Experience = namedtuple(
    'Experience',
    ('state', 'action', 'reward')
)

class ReplayMemory(object):
    def __init__(self, capacity):
        self.memory = deque([],maxlen=capacity)

    def push(self, *args):
        """Save a transition"""
        self.memory.append(Experience(*args))
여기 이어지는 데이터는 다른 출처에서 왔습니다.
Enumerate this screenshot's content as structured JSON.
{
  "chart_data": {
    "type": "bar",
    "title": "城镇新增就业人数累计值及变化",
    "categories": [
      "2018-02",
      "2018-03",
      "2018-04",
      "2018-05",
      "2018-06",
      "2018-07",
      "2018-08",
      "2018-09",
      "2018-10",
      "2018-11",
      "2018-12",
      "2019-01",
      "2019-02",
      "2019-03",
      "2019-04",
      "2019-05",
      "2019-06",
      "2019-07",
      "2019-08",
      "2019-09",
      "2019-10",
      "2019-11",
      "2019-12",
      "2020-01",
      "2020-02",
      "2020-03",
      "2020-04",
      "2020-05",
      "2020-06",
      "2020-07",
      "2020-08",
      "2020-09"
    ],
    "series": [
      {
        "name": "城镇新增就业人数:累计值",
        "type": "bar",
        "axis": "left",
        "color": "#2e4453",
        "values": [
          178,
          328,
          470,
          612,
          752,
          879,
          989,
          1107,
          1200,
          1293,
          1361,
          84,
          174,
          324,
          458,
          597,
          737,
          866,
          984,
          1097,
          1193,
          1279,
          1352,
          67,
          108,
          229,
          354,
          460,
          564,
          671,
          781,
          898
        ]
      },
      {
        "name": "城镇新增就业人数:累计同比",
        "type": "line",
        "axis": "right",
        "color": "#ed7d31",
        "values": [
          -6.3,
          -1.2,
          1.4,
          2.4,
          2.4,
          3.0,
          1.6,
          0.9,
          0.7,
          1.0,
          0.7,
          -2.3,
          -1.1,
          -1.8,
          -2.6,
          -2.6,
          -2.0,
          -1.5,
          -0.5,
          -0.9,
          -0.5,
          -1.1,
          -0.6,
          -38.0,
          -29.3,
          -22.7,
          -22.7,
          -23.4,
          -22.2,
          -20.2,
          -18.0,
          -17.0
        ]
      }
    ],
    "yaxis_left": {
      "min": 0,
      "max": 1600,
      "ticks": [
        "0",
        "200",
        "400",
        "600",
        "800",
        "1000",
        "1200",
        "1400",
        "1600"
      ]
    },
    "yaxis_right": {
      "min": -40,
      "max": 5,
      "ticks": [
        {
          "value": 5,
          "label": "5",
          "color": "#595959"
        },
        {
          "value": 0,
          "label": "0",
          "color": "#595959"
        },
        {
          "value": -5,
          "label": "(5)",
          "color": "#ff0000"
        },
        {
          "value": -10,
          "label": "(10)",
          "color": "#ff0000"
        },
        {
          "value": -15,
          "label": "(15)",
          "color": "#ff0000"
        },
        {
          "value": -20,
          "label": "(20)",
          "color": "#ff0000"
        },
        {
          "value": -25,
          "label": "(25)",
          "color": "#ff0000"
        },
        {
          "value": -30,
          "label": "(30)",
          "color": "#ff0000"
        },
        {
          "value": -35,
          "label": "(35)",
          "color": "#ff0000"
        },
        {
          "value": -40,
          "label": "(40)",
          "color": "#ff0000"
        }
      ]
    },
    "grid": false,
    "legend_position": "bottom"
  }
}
    def pop(self, batch_size):
        arr = []
        for _ in range(batch_size):
            arr.append(self.memory.popleft())
        return arr
    
    def sample(self, batch_size):
        return random.sample(self.memory, batch_size)

    def __len__(self):
        return len(self.memory)

memory.py 부분을 분리했습니다.

import torch.nn as nn
import torch.nn.functional as F

class DQN(nn.Module):
    def __init__(self, device, h, w, outputs, qsize):
        super(DQN, self).__init__()
        self.conv1 = nn.Conv2d(4, h*w, kernel_size=5, stride=2)
        self.bn1 = nn.BatchNorm2d(h*w)
        self.conv2 = nn.Conv2d(h*w, qsize, kernel_size=5, stride=2)
        self.bn2 = nn.BatchNorm2d(qsize)
        self.device = device
        self.conv3 = nn.Conv2d(qsize, qsize, kernel_size=5, stride=2)
        self.bn3 = nn.BatchNorm2d(qsize)

        # Number of Linear input connections depends on output of conv2d layers
        # and therefore the input image size, so compute it.
        def conv2d_size_out(size, kernel_size = 5, stride = 2):
            return (size - (kernel_size - 1) - 1) // stride  + 1
        convw = conv2d_size_out(conv2d_size_out(conv2d_size_out(w)))
        convh = conv2d_size_out(conv2d_size_out(conv2d_size_out(h)))
        # print("convw[%d]  convh[%d]" % (convw, convh))
        linear_input_size = 54 * qsize
        self.head = nn.Linear(linear_input_size, outputs)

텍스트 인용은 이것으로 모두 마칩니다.